Durante a operação, foram cumpridos dois mandados de prisão temporária, sete mandados de busca e apreensão e outras medidas cautelares, todas expedidas pela 3ª Vara Criminal de Mirassol D’Oeste. As ordens judiciais estão sendo executadas nos municípios de Mirassol D’Oeste e Vila Bela da Santíssima Trindade.
De acordo com as investigações da Delegacia de Polícia de Mirassol D’Oeste, o homicídio foi meticulosamente planejado e executado por um grupo criminoso, que atuou de forma coordenada, com funções bem definidas entre os membros.
José Carlos Toninato foi assassinado em uma residência situada entre os bairros Pôr do Sol e Morumbi. Segundo apurações, quatro homens chegaram ao local em um veículo. Três deles desembarcaram, arrombaram o portão e invadiram a casa.

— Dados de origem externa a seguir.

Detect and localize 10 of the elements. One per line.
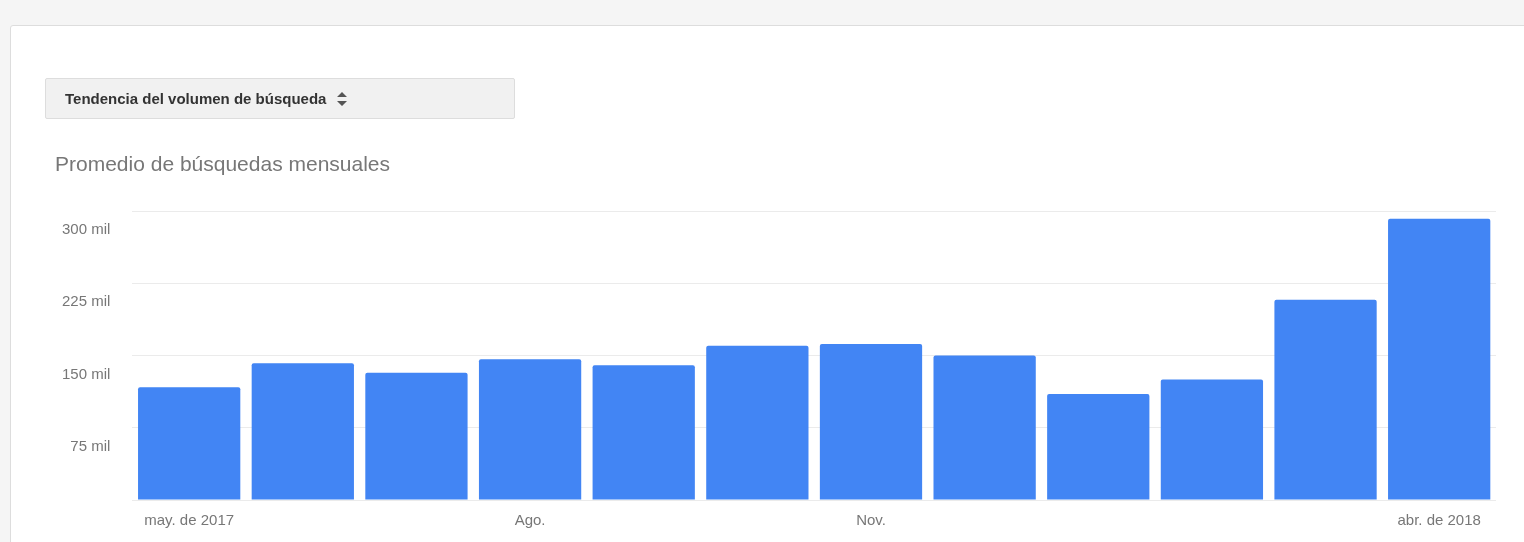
chart-title: Tendencia del volumen de búsqueda: [65, 90, 327, 107]
y-tick-label: 300 mil: [62, 220, 111, 238]
y-tick-label: 225 mil: [62, 292, 111, 310]
chart-subtitle: Promedio de búsquedas mensuales: [55, 152, 391, 176]
x-tick-label: abr. de 2018: [1397, 511, 1481, 529]
x-tick-label: Nov.: [856, 511, 886, 529]
y-tick-label: 150 mil: [62, 364, 111, 382]
x-tick-label: Ago.: [514, 511, 546, 529]
x-tick-label: may. de 2017: [144, 511, 235, 529]
y-tick-label: 75 mil: [70, 436, 111, 454]
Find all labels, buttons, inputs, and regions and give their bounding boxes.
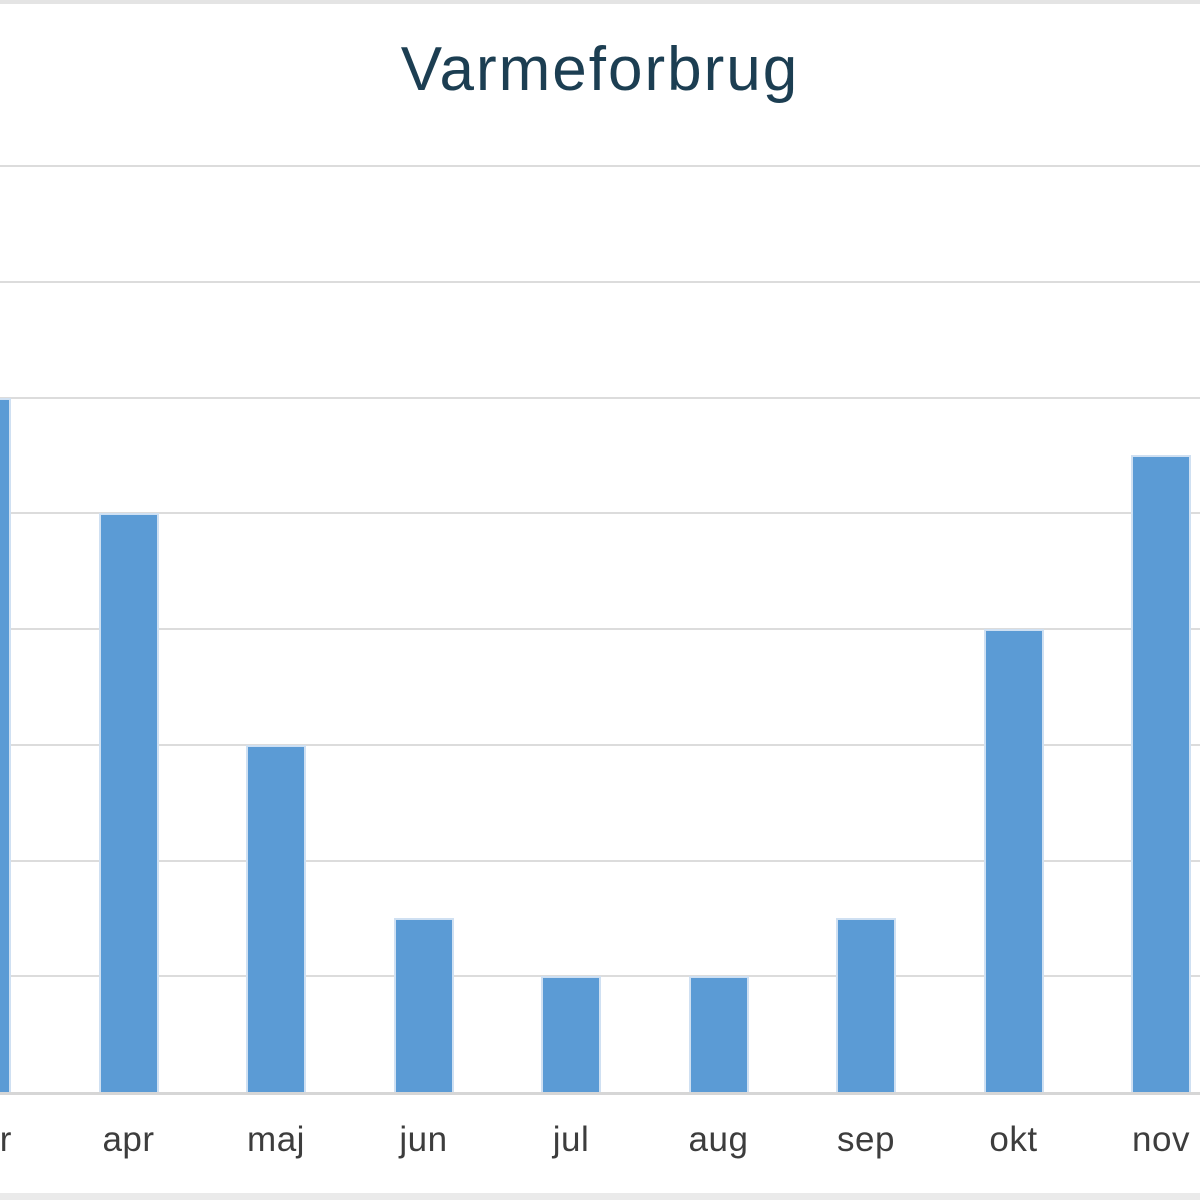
top-crop-strip [0, 0, 1200, 4]
x-axis-label-maj: maj [247, 1120, 305, 1159]
bar-aug [688, 976, 749, 1092]
x-axis-label-jul: jul [552, 1120, 590, 1159]
x-axis-label-nov: nov [1132, 1120, 1190, 1159]
bottom-crop-strip [0, 1193, 1200, 1200]
gridline [0, 743, 1200, 746]
bar-mar [0, 397, 11, 1092]
bar-jul [541, 976, 601, 1092]
bar-apr [98, 513, 159, 1092]
chart-title: Varmeforbrug [400, 35, 800, 104]
x-axis-label-aug: aug [688, 1120, 749, 1159]
gridline [0, 859, 1200, 862]
bar-maj [246, 744, 306, 1092]
gridline [0, 628, 1200, 630]
x-axis-label-sep: sep [837, 1120, 895, 1159]
bar-nov [1131, 455, 1191, 1092]
x-axis-label-okt: okt [989, 1120, 1038, 1159]
bar-okt [983, 629, 1044, 1092]
gridline [0, 280, 1200, 283]
x-axis-line [0, 1092, 1200, 1095]
gridline [0, 512, 1200, 515]
gridline [0, 396, 1200, 399]
x-axis-label-jun: jun [399, 1120, 448, 1159]
x-axis-label-mar: mar [0, 1120, 12, 1159]
bar-jun [393, 918, 454, 1092]
x-axis-label-apr: apr [102, 1120, 155, 1159]
bar-sep [836, 918, 896, 1092]
gridline [0, 165, 1200, 167]
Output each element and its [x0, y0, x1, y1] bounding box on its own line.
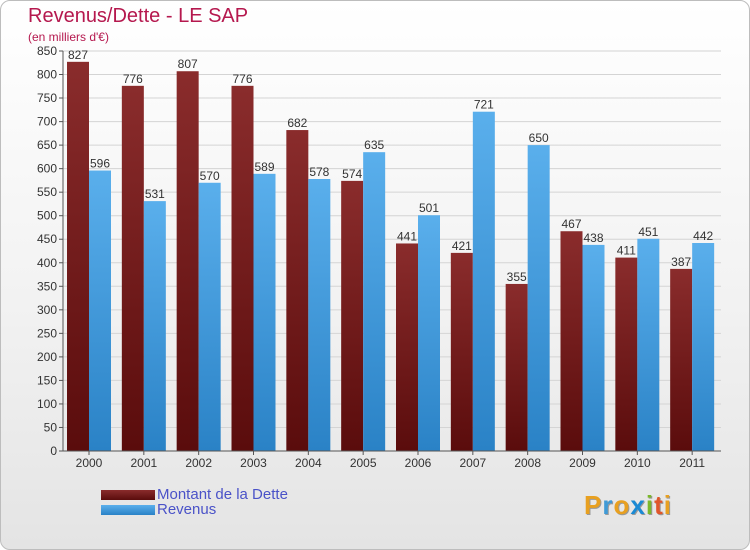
- bar-dette-value-label: 682: [287, 116, 307, 130]
- y-tick-label: 550: [37, 185, 57, 199]
- chart-subtitle: (en milliers d'€): [28, 30, 109, 44]
- logo-letter: P: [584, 490, 603, 520]
- bar-revenus-value-label: 578: [309, 165, 329, 179]
- bar-dette-value-label: 387: [671, 255, 691, 269]
- x-tick-label: 2000: [76, 456, 103, 470]
- bar-dette: [615, 257, 638, 451]
- bar-dette: [176, 71, 199, 451]
- legend-item-dette: Montant de la Dette: [101, 487, 288, 502]
- y-tick-label: 0: [50, 444, 57, 458]
- y-tick-label: 50: [44, 420, 58, 434]
- bar-dette-value-label: 807: [178, 57, 198, 71]
- bar-revenus: [582, 244, 605, 451]
- bar-revenus: [637, 238, 660, 451]
- bar-dette: [670, 268, 693, 451]
- y-tick-label: 700: [37, 115, 57, 129]
- x-tick-label: 2005: [350, 456, 377, 470]
- y-tick-label: 250: [37, 326, 57, 340]
- y-tick-label: 650: [37, 138, 57, 152]
- bar-revenus-value-label: 650: [529, 131, 549, 145]
- bar-dette-value-label: 827: [68, 48, 88, 62]
- bar-revenus-value-label: 589: [254, 160, 274, 174]
- legend-swatch-revenus: [101, 504, 155, 515]
- x-tick-label: 2006: [405, 456, 432, 470]
- bar-dette-value-label: 467: [561, 217, 581, 231]
- bar-dette: [396, 243, 418, 451]
- x-tick-label: 2003: [240, 456, 267, 470]
- bar-dette-value-label: 411: [617, 244, 636, 258]
- bar-dette-value-label: 574: [342, 167, 362, 181]
- y-tick-label: 300: [37, 303, 57, 317]
- bar-revenus-value-label: 438: [583, 231, 603, 245]
- legend-item-revenus: Revenus: [101, 502, 288, 517]
- y-tick-label: 450: [37, 232, 57, 246]
- logo-letter: o: [613, 490, 631, 520]
- bar-revenus: [143, 201, 166, 451]
- bar-revenus-value-label: 531: [145, 187, 165, 201]
- bar-dette: [505, 283, 528, 451]
- y-tick-label: 400: [37, 256, 57, 270]
- legend-swatch-dette: [101, 489, 155, 500]
- bar-revenus: [363, 152, 386, 452]
- y-tick-label: 750: [37, 91, 57, 105]
- bar-dette: [286, 130, 309, 451]
- bar-revenus: [527, 145, 550, 451]
- bar-revenus: [692, 243, 715, 451]
- bar-dette-value-label: 441: [397, 229, 417, 243]
- bar-revenus: [418, 215, 440, 451]
- y-tick-label: 850: [37, 44, 57, 58]
- bar-dette-value-label: 355: [507, 270, 527, 284]
- logo-letter: x: [630, 490, 646, 520]
- bar-revenus: [89, 170, 111, 451]
- x-tick-label: 2010: [624, 456, 651, 470]
- bar-revenus-value-label: 570: [200, 169, 220, 183]
- bar-revenus-value-label: 596: [90, 157, 110, 171]
- x-tick-label: 2007: [459, 456, 486, 470]
- bar-revenus-value-label: 442: [693, 229, 713, 243]
- y-tick-label: 500: [37, 209, 57, 223]
- bar-dette: [121, 85, 144, 451]
- bar-revenus: [472, 111, 495, 452]
- y-tick-label: 350: [37, 279, 57, 293]
- legend-label-dette: Montant de la Dette: [157, 486, 288, 503]
- bar-revenus-value-label: 451: [638, 225, 658, 239]
- x-tick-label: 2009: [569, 456, 596, 470]
- y-tick-label: 100: [37, 397, 57, 411]
- chart-title: Revenus/Dette - LE SAP: [28, 5, 249, 27]
- logo-letter: i: [645, 490, 655, 520]
- bar-dette-value-label: 776: [123, 72, 143, 86]
- y-tick-label: 800: [37, 68, 57, 82]
- bar-revenus: [308, 179, 331, 451]
- bar-dette-value-label: 421: [452, 239, 472, 253]
- proxiti-logo: Proxiti: [584, 490, 672, 521]
- bar-revenus: [253, 173, 276, 451]
- bar-revenus: [198, 182, 221, 451]
- bar-revenus-value-label: 501: [419, 201, 439, 215]
- bar-dette: [560, 231, 583, 451]
- legend-label-revenus: Revenus: [157, 501, 217, 518]
- bar-dette: [231, 85, 254, 451]
- bar-dette: [67, 61, 89, 452]
- x-tick-label: 2011: [679, 456, 705, 470]
- logo-letter: r: [602, 490, 614, 520]
- bar-dette-value-label: 776: [232, 72, 252, 86]
- x-tick-label: 2008: [514, 456, 541, 470]
- x-tick-label: 2004: [295, 456, 322, 470]
- bar-dette: [341, 180, 364, 451]
- x-tick-label: 2002: [185, 456, 212, 470]
- y-tick-label: 600: [37, 162, 57, 176]
- bar-revenus-value-label: 635: [364, 138, 384, 152]
- y-tick-label: 150: [37, 373, 57, 387]
- y-tick-label: 200: [37, 350, 57, 364]
- logo-letter: i: [663, 490, 672, 520]
- bar-dette: [450, 252, 473, 451]
- legend: Montant de la Dette Revenus: [101, 487, 288, 517]
- bar-revenus-value-label: 721: [474, 98, 494, 112]
- x-tick-label: 2001: [130, 456, 157, 470]
- logo-letter: t: [654, 490, 664, 520]
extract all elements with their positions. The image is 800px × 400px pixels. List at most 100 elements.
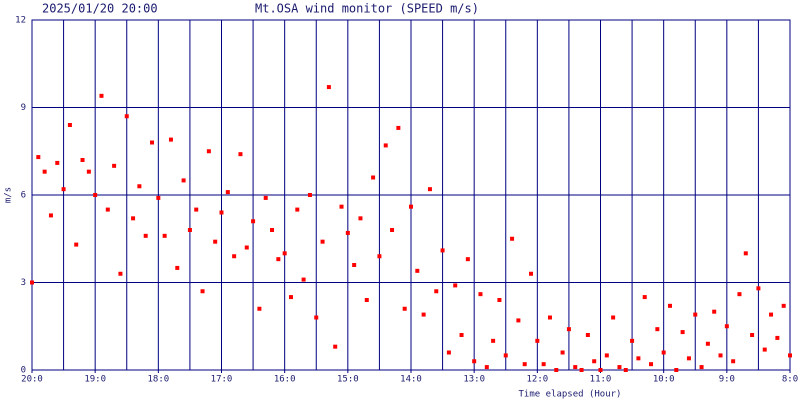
point <box>737 292 742 297</box>
point <box>257 306 262 311</box>
y-tick-label: 0 <box>21 366 26 376</box>
point <box>775 335 780 340</box>
point <box>667 303 672 308</box>
point <box>352 263 357 267</box>
point <box>788 353 792 358</box>
point <box>750 333 755 337</box>
point <box>333 344 338 349</box>
y-tick-label: 3 <box>21 278 26 288</box>
point <box>143 233 148 238</box>
y-axis-label: m/s <box>4 187 14 203</box>
point <box>566 327 571 332</box>
point <box>371 175 376 180</box>
point <box>30 280 34 285</box>
point <box>415 268 420 273</box>
point <box>503 353 508 358</box>
x-tick-label: 8:0 <box>782 375 798 385</box>
point <box>238 152 243 157</box>
point <box>162 233 167 238</box>
point <box>510 236 515 241</box>
point <box>718 353 723 358</box>
point <box>446 350 451 355</box>
point <box>270 228 275 232</box>
point <box>206 149 211 154</box>
point <box>781 303 786 308</box>
point <box>762 347 767 352</box>
point <box>409 204 413 209</box>
x-tick-label: 17:0 <box>211 375 233 385</box>
point <box>579 368 584 372</box>
point <box>453 283 458 288</box>
point <box>592 359 597 364</box>
point <box>573 365 578 370</box>
x-tick-label: 10:0 <box>653 375 675 385</box>
point <box>649 362 654 367</box>
point <box>472 359 477 364</box>
point <box>131 216 136 221</box>
x-tick-label: 15:0 <box>337 375 359 385</box>
point <box>554 368 559 372</box>
point <box>712 309 717 314</box>
point <box>187 228 192 232</box>
point <box>288 295 293 300</box>
point <box>655 327 660 332</box>
point <box>585 333 590 337</box>
point <box>295 207 300 212</box>
point <box>623 368 628 372</box>
x-tick-label: 19:0 <box>84 375 106 385</box>
point <box>137 184 142 189</box>
point <box>611 315 616 320</box>
point <box>36 155 41 160</box>
date: 2025/01/20 20:00 <box>42 2 158 16</box>
point <box>175 265 180 270</box>
point <box>200 289 205 294</box>
point <box>484 365 489 370</box>
point <box>598 368 603 372</box>
point <box>686 356 691 361</box>
point <box>699 365 704 370</box>
point <box>724 324 729 329</box>
point <box>55 160 60 165</box>
point <box>225 190 230 195</box>
point <box>307 193 312 197</box>
point <box>377 254 382 259</box>
point <box>112 163 117 168</box>
point <box>516 318 521 323</box>
point <box>547 315 552 320</box>
point <box>756 286 761 291</box>
x-tick-label: 13:0 <box>463 375 485 385</box>
point <box>680 330 685 335</box>
point <box>244 245 249 250</box>
point <box>459 333 464 337</box>
point <box>99 93 104 98</box>
point <box>156 195 161 200</box>
chart-title: Mt.OSA wind monitor (SPEED m/s) <box>255 2 479 16</box>
x-tick-label: 12:0 <box>526 375 548 385</box>
x-tick-label: 9:0 <box>719 375 735 385</box>
point <box>326 85 331 90</box>
x-tick-label: 14:0 <box>400 375 422 385</box>
point <box>168 137 173 142</box>
point <box>491 338 496 343</box>
point <box>497 298 502 302</box>
point <box>67 123 72 127</box>
point <box>743 251 748 256</box>
point <box>74 242 79 247</box>
point <box>535 338 540 343</box>
point <box>383 143 388 148</box>
y-tick-label: 12 <box>15 16 26 26</box>
point <box>478 292 483 297</box>
point <box>314 315 319 320</box>
y-tick-label: 9 <box>21 103 26 113</box>
point <box>731 359 736 364</box>
point <box>434 289 439 294</box>
y-tick-label: 6 <box>21 191 26 201</box>
point <box>276 257 281 262</box>
point <box>345 230 350 235</box>
point <box>661 350 666 355</box>
x-tick-label: 20:0 <box>21 375 43 385</box>
point <box>251 219 256 224</box>
point <box>61 187 66 192</box>
point <box>705 341 710 346</box>
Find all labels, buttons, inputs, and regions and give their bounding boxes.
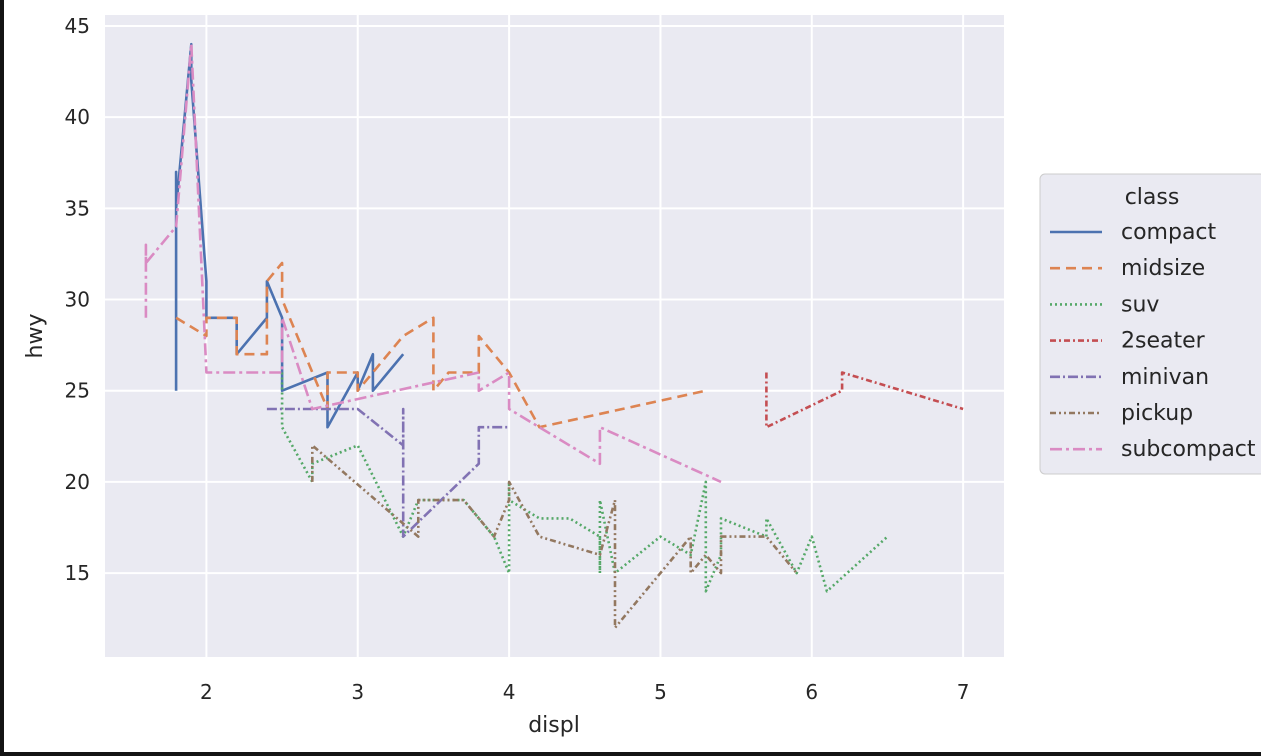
y-tick-label: 40 <box>65 105 90 129</box>
y-tick-label: 45 <box>65 14 90 38</box>
y-tick-label: 30 <box>65 288 90 312</box>
series-line-suv <box>280 372 889 593</box>
y-tick-label: 25 <box>65 379 90 403</box>
legend-box <box>1039 173 1261 475</box>
y-tick-label: 35 <box>65 196 90 220</box>
legend-label-midsize: midsize <box>1121 256 1205 281</box>
x-tick-label: 3 <box>351 680 364 704</box>
x-tick-label: 4 <box>503 680 516 704</box>
series-lines <box>144 42 964 630</box>
legend-title: class <box>1125 185 1180 210</box>
y-tick-label: 15 <box>65 561 90 585</box>
legend-label-pickup: pickup <box>1121 401 1193 426</box>
legend-label-2seater: 2seater <box>1121 329 1206 354</box>
grid <box>105 15 1004 657</box>
plot-area <box>105 15 1004 657</box>
legend-label-compact: compact <box>1121 220 1217 245</box>
x-tick-label: 5 <box>654 680 667 704</box>
series-line-minivan <box>266 407 510 538</box>
y-axis-label: hwy <box>23 314 48 359</box>
series-line-2seater <box>765 371 964 429</box>
legend-label-subcompact: subcompact <box>1121 437 1256 462</box>
legend-label-minivan: minivan <box>1121 365 1209 390</box>
y-tick-label: 20 <box>65 470 90 494</box>
legend-label-suv: suv <box>1121 292 1159 317</box>
legend: class compact midsize suv 2seater minivan pic… <box>1039 173 1261 475</box>
x-tick-label: 6 <box>805 680 818 704</box>
series-line-midsize <box>175 261 707 429</box>
x-tick-label: 7 <box>957 680 970 704</box>
x-tick-label: 2 <box>200 680 213 704</box>
series-line-subcompact <box>144 42 722 484</box>
x-axis-label: displ <box>528 713 580 738</box>
series-line-pickup <box>310 444 798 630</box>
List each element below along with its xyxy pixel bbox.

Durante a ação, dois suspeitos dispararam contra a vítima, utilizando uma espingarda calibre 12 e uma pistola calibre 9 milímetros, enquanto o quarto homem permaneceu no carro, garantindo a fuga do grupo. A ação criminosa durou cerca de um minuto.
As investigações revelaram que os criminosos utilizaram um imóvel como base logística antes da execução do crime. Imagens de câmeras de segurança permitiram reconstruir parte do trajeto percorrido pelos envolvidos antes e após o ato violento.
A Polícia Civil também identificou indícios de que integrantes da organização criminosa tentaram eliminar provas, retirando ou inutilizando o cartão de memória das câmeras de segurança do imóvel que serviu de apoio para a execução do crime.
Além disso, a investigação apura a participação de membros de uma facção criminosa, que teriam sido responsáveis pela localização do endereço da vítima, condução do veículo utilizado na ação, apoio aos executores e ocultação dos envolvidos após o homicídio.
Os materiais apreendidos durante a operação serão submetidos à análise pericial, com o intuito de auxiliar na identificação de todos os participantes do crime. As investigações continuam em andamento, visando esclarecer completamente o caso e responsabilizar todos os envolvidos.
O nome da operação, Ponto Cego, faz referência à tentativa dos criminosos de impedir o registro e a recuperação das imagens de segurança, dificultando a identificação dos autores e a reconstrução da dinâmica do homicídio.